High resolution and timbre.

Between High resolution and portrayal of instrumental timbres.

You can have any one of these combos

1.Low resolution, very good timbre
2.low resoution, poor timbre
3,high resolution, poor timbre
4,high resolution, very good timbre

It does not follow in every case that high resolution necessarily must equal poor portrayal of timbre.

It is a question not just of how high the resolution (the amount of info it can read) but just as important, is HOW that info is portrayed in RELATION to a live instruments timbre.

Play any fine instrument live. This is the embodiment of "lots of info and faithfulness to timbre" (well, there's nothing to be faithful to since it the real thing)

It is wrong, i think if anyone should argue that.... as resolution goes up portrayal of timbres must go down and therefore things necessarily must sound less real.

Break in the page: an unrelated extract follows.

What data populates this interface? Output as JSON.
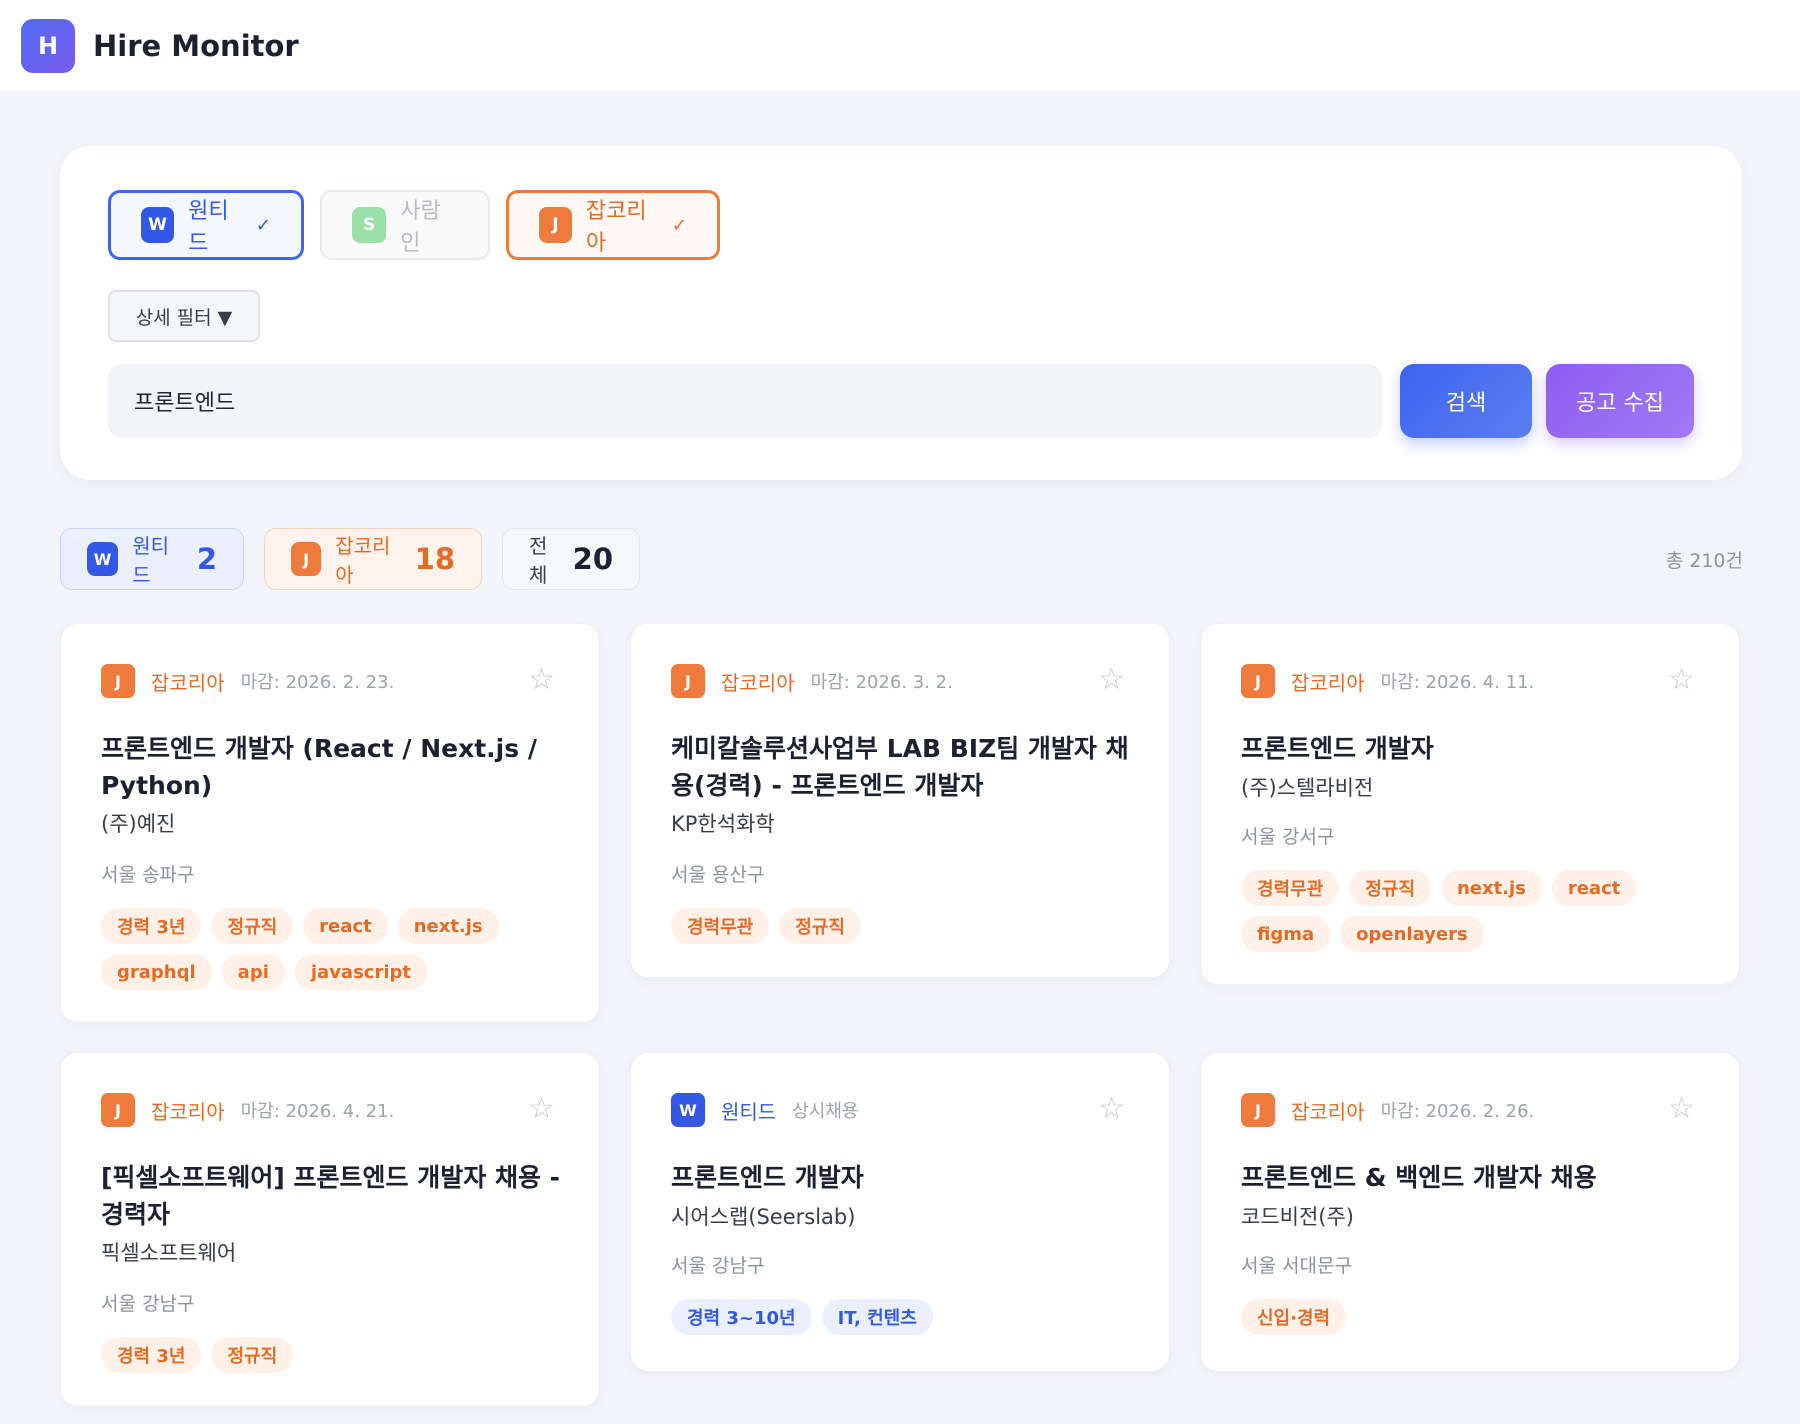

As long as a systems high "information" retrieval is FAITHFUL to "timbre" at the same time... there is no paradox necessary or at least there is no paradox on CERTAIN recordings that find synergy with what the rest of the system is doing.

What i suspect is happening then in systems that are pushing state of the art in resolution is...that they are operating within a narrower and narrower "range" ...increasing the demand on recordings that aren't "sympathetic" to that narrow range and when the unique signature of how that system was put together finds the right synergy with a recording that has a certain "bent" to it, shazaam, wow, this sounds amazing! But the double edged sword is (with that very narrowed range it is operating in) it has now "alienated" many other records in the collection from sounding good because there are so many variables between different "recordings."

Hmm? Maybe i'll have to become one of those guys who goes back to 'midfi' or vintage because of this. There's a very compelling argument that could be made to justify doing so.

Maybe i should have kept my marantz 2270 and 2325's and just be done with it. What's so great about great timbre? Is it really worth all that money just to acquire it on a few recordings? How many times do we keep walking when we pass a live street busker, or i've seen people fall asleep at live classical music events? (haha) (just thinking aloud)

Maybe the best is to find some middle ground.

Which is better? 1.to have a few things in your collection sound sublime and the rest sound mediocre OR 2.to just have most sounding pretty darn good?

If i did go back to midfi i know that i would be going from... SOME things sound real ...to... nothing ever sounds indistinguishable from real.

But maybe that would be ok to me, since as i've stated before music is much more than JUST having perfect instrument timbre.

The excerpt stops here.